Scientists at the University of Minnesota have made a significant breakthrough in synthetic biology, creating a laboratory-made system that can grow, replicate its genetic material, divide, and pass beneficial traits to future generations. The researchers describe this achievement as a major step toward building artificial life, but note that the synthetic cells cannot survive outside carefully controlled laboratory conditions and require externally supplied nutrients and specialized components to grow and divide.
The synthetic cell, dubbed "SpudCell," was assembled from chemically defined, nonliving components, unlike earlier approaches that started with living organisms. Its 90,000-base-pair genome enables the synthetic cell to produce proteins, replicate its DNA, feed, grow, and divide into daughter cells. Researchers also introduced a genetic mutation that allowed some synthetic cells to grow faster than others, demonstrating a basic form of natural selection.

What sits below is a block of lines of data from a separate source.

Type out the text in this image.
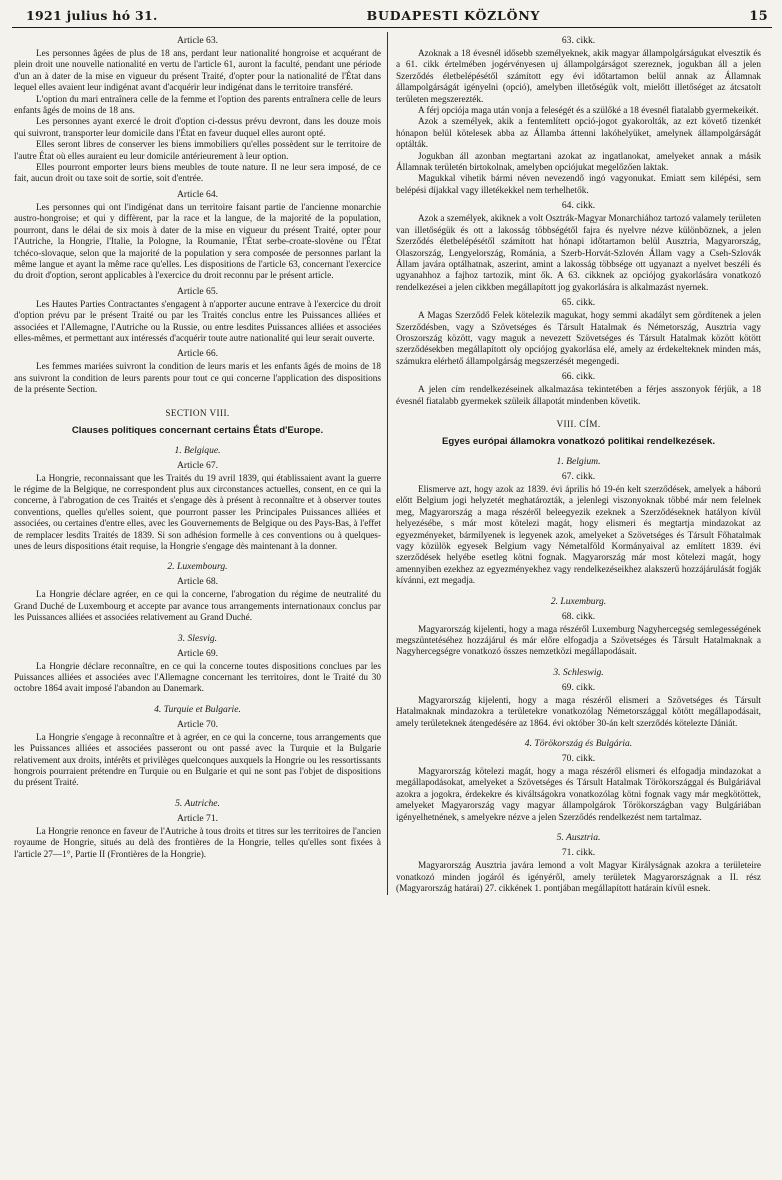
1921 julius hó 31.	BUDAPESTI KÖZLÖNY	15
Article 63.

Les personnes âgées de plus de 18 ans, perdant leur nationalité hongroise et acquérant de plein droit une nouvelle nationalité en vertu de l'article 61, auront la faculté, pendant une période d'un an à dater de la mise en vigueur du présent Traité, d'opter pour la nationalité de l'État dans lequel elles avaient leur indigénat avant d'acquérir leur indigénat dans le territoire transféré.

L'option du mari entraînera celle de la femme et l'option des parents entraînera celle de leurs enfants âgés de moins de 18 ans.

Les personnes ayant exercé le droit d'option ci-dessus prévu devront, dans les douze mois qui suivront, transporter leur domicile dans l'État en faveur duquel elles auront opté.

Elles seront libres de conserver les biens immobiliers qu'elles possèdent sur le territoire de l'autre État où elles auraient eu leur domicile antérieurement à leur option.

Elles pourront emporter leurs biens meubles de toute nature. Il ne leur sera imposé, de ce fait, aucun droit ou taxe soit de sortie, soit d'entrée.

Article 64.

Les personnes qui ont l'indigénat dans un territoire faisant partie de l'ancienne monarchie austro-hongroise; et qui y diffèrent, par la race et la langue, de la majorité de la population, pourront, dans le délai de six mois à dater de la mise en vigueur du présent Traité, opter pour l'Autriche, la Hongrie, l'Italie, la Pologne, la Roumanie, l'État serbe-croate-slovène ou l'État tchéco-slovaque, selon que la majorité de la population y sera composée de personnes parlant la même langue et ayant la même race qu'elles. Les dispositions de l'article 63, concernant l'exercice du droit d'option, seront applicables à l'exercice du droit reconnu par le présent article.

Article 65.

Les Hautes Parties Contractantes s'engagent à n'apporter aucune entrave à l'exercice du droit d'option prévu par le présent Traité ou par les Traités conclus entre les Puissances alliées et associées et l'Allemagne, l'Autriche ou la Russie, ou entre lesdites Puissances alliées et associées elles-mêmes, et permettant aux intéressés d'acquérir toute autre nationalité qui leur serait ouverte.

Article 66.

Les femmes mariées suivront la condition de leurs maris et les enfants âgés de moins de 18 ans suivront la condition de leurs parents pour tout ce qui concerne l'application des dispositions de la présente Section.

SECTION VIII.
Clauses politiques concernant certains États d'Europe.
1. Belgique.
Article 67.

La Hongrie, reconnaissant que les Traités du 19 avril 1839, qui établissaient avant la guerre le régime de la Belgique, ne correspondent plus aux circonstances actuelles, consent, en ce qui la concerne, à l'abrogation de ces Traités et s'engage dès à présent à reconnaître et à observer toutes conventions, quelles qu'elles soient, que pourront passer les Principales Puissances alliées et associées, ou certaines d'entre elles, avec les Gouvernements de Belgique ou des Pays-Bas, à l'effet de remplacer lesdits Traités de 1839. Si son adhésion formelle à ces conventions ou à quelques-unes de leurs dispositions était requise, la Hongrie s'engage dès maintenant à la donner.

2. Luxembourg.
Article 68.

La Hongrie déclare agréer, en ce qui la concerne, l'abrogation du régime de neutralité du Grand Duché de Luxembourg et accepte par avance tous arrangements internationaux conclus par les Puissances alliées et associées relativement au Grand Duché.

3. Slesvig.
Article 69.

La Hongrie déclare reconnaître, en ce qui la concerne toutes dispositions conclues par les Puissances alliées et associées avec l'Allemagne concernant les territoires, dont le Traité du 30 octobre 1864 avait imposé l'abandon au Danemark.

4. Turquie et Bulgarie.
Article 70.

La Hongrie s'engage à reconnaître et à agréer, en ce qui la concerne, tous arrangements que les Puissances alliées et associées passeront ou ont passé avec la Turquie et la Bulgarie relativement aux droits, intérêts et privilèges quelconques auxquels la Hongrie ou les ressortissants hongrois pourraient prétendre en Turquie ou en Bulgarie et qui ne sont pas l'objet de dispositions du présent Traité.

5. Autriche.
Article 71.

La Hongrie renonce en faveur de l'Autriche à tous droits et titres sur les territoires de l'ancien royaume de Hongrie, situés au delà des frontières de la Hongrie, telles qu'elles sont fixées à l'article 27—1°, Partie II (Frontières de la Hongrie).

63. cikk.

Azoknak a 18 évesnél idősebb személyeknek, akik magyar állampolgárságukat elvesztik és a 61. cikk értelmében jogérvényesen uj állampolgárságot szereznek, jogukban áll a jelen Szerződés életbelépésétől számított egy évi időtartamon belül annak az Államnak állampolgárságát igényelni (opció), amelyben illetőségük volt, mielőtt illetőséget az átcsatolt területen megszerezték.

A férj opciója maga után vonja a feleségét és a szülőké a 18 évesnél fiatalabb gyermekeikét.

Azok a személyek, akik a fentemlített opció-jogot gyakorolták, az ezt követő tizenkét hónapon belül kötelesek abba az Államba áttenni lakóhelyüket, amelynek állampolgárságát optálták.

Jogukban áll azonban megtartani azokat az ingatlanokat, amelyeket annak a másik Államnak területén birtokolnak, amelyben opciójukat megelőzően laktak.

Magukkal vihetik bármi néven nevezendő ingó vagyonukat. Emiatt sem kilépési, sem belépési díjakkal vagy illetékekkel nem terhelhetők.

64. cikk.

Azok a személyek, akiknek a volt Osztrák-Magyar Monarchiához tartozó valamely területen van illetőségük és ott a lakosság többségétől fajra és nyelvre nézve különböznek, a jelen Szerződés életbelépésétől számított hat hónapi időtartamon belül Ausztria, Magyarország, Olaszország, Lengyelország, Románia, a Szerb-Horvát-Szlovén Állam vagy a Cseh-Szlovák Állam javára optálhatnak, aszerint, amint a lakosság többsége ott ugyanazt a nyelvet beszéli és ugyanahhoz a fajhoz tartozik, mint ők. A 63. cikknek az opciójog gyakorlására vonatkozó rendelkezései a jelen cikkben megállapított jog gyakorlására is alkalmazást nyernek.

65. cikk.

A Magas Szerződő Felek kötelezik magukat, hogy semmi akadályt sem gördítenek a jelen Szerződésben, vagy a Szövetséges és Társult Hatalmak és Németország, Ausztria vagy Oroszország között, vagy maguk a nevezett Szövetséges és Társult Hatalmak között kötött szerződésekben megállapított oly opciójog gyakorlása elé, amely az érdekelteknek minden más, számukra elérhető állampolgárság megszerzését megengedi.

66. cikk.

A jelen cím rendelkezéseinek alkalmazása tekintetében a férjes asszonyok férjük, a 18 évesnél fiatalabb gyermekek szüleik állapotát mindenben követik.

VIII. CÍM.
Egyes európai államokra vonatkozó politikai rendelkezések.
1. Belgium.
67. cikk.

Elismerve azt, hogy azok az 1839. évi április hó 19-én kelt szerződések, amelyek a háború előtt Belgium jogi helyzetét meghatározták, a jelenlegi viszonyoknak többé már nem felelnek meg, Magyarország a maga részéről beleegyezik ezeknek a Szerződéseknek hatályon kívül helyezésébe, s már most kötelezi magát, hogy elismeri és megtartja mindazokat az egyezményeket, bármilyenek is legyenek azok, amelyeket a Szövetséges és Társult Főhatalmak vagy közülök egyesek Belgium vagy Németalföld Kormányaival az említett 1839. évi szerződések helyébe esetleg kötni fognak. Magyarország már most kötelezi magát, hogy amennyiben ezekhez az egyezményekhez vagy rendelkezéseikhez alakszerű hozzájárulását fogják kívánni, ezt megadja.

2. Luxemburg.
68. cikk.

Magyarország kijelenti, hogy a maga részéről Luxemburg Nagyhercegség semlegességének megszüntetéséhez hozzájárul és már előre elfogadja a Szövetséges és Társult Hatalmaknak a Nagyhercegségre vonatkozó összes nemzetközi megállapodásait.

3. Schleswig.
69. cikk.

Magyarország kijelenti, hogy a maga részéről elismeri a Szövetséges és Társult Hatalmaknak mindazokra a területekre vonatkozólag Németországgal kötött megállapodásait, amely területeknek átengedésére az 1864. évi október 30-án kelt szerződés kötelezte Dániát.

4. Törökország és Bulgária.
70. cikk.

Magyarország kötelezi magát, hogy a maga részéről elismeri és elfogadja mindazokat a megállapodásokat, amelyeket a Szövetséges és Társult Hatalmak Törökországgal és Bulgáriával azokra a jogokra, érdekekre és kiváltságokra vonatkozólag kötni fognak vagy már megkötöttek, amelyeket Magyarország vagy magyar állampolgárok Törökországban vagy Bulgáriában igényelhetnének, s amelyekre nézve a jelen Szerződés rendelkezést nem tartalmaz.

5. Ausztria.
71. cikk.

Magyarország Ausztria javára lemond a volt Magyar Királyságnak azokra a területeire vonatkozó minden jogáról és igényéről, amely területek Magyarországnak a II. rész (Magyarország határai) 27. cikkének 1. pontjában megállapított határain kívül esnek.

The team's findings highlight key milestones toward the construction of synthetic life and could eventually provide a foundation for fully artificial organisms designed for biotechnology applications. However, the researchers acknowledged that the system remains far less capable than even the simplest living cells, requiring externally supplied nutrients and specialized components to function. After five generations, researchers found that only about 30% of daughter cells inherited the complete synthetic genome.
Despite these limitations, the researchers believe that the work demonstrates many of life's defining characteristics can be recreated from nonliving materials. They also acknowledged that increasingly sophisticated synthetic cells could raise new biosafety and biosecurity questions. To address these concerns, the researchers called for the development of a safety and security framework for future synthetic cell engineering.
Future work will focus on making synthetic cells more self-sufficient by regenerating more of their own molecular machinery, improving genome distribution during cell division, and allowing mutations to arise naturally rather than being introduced by researchers. This progress highlights the urgent need to develop a safety and security framework for future synthetic cell engineering.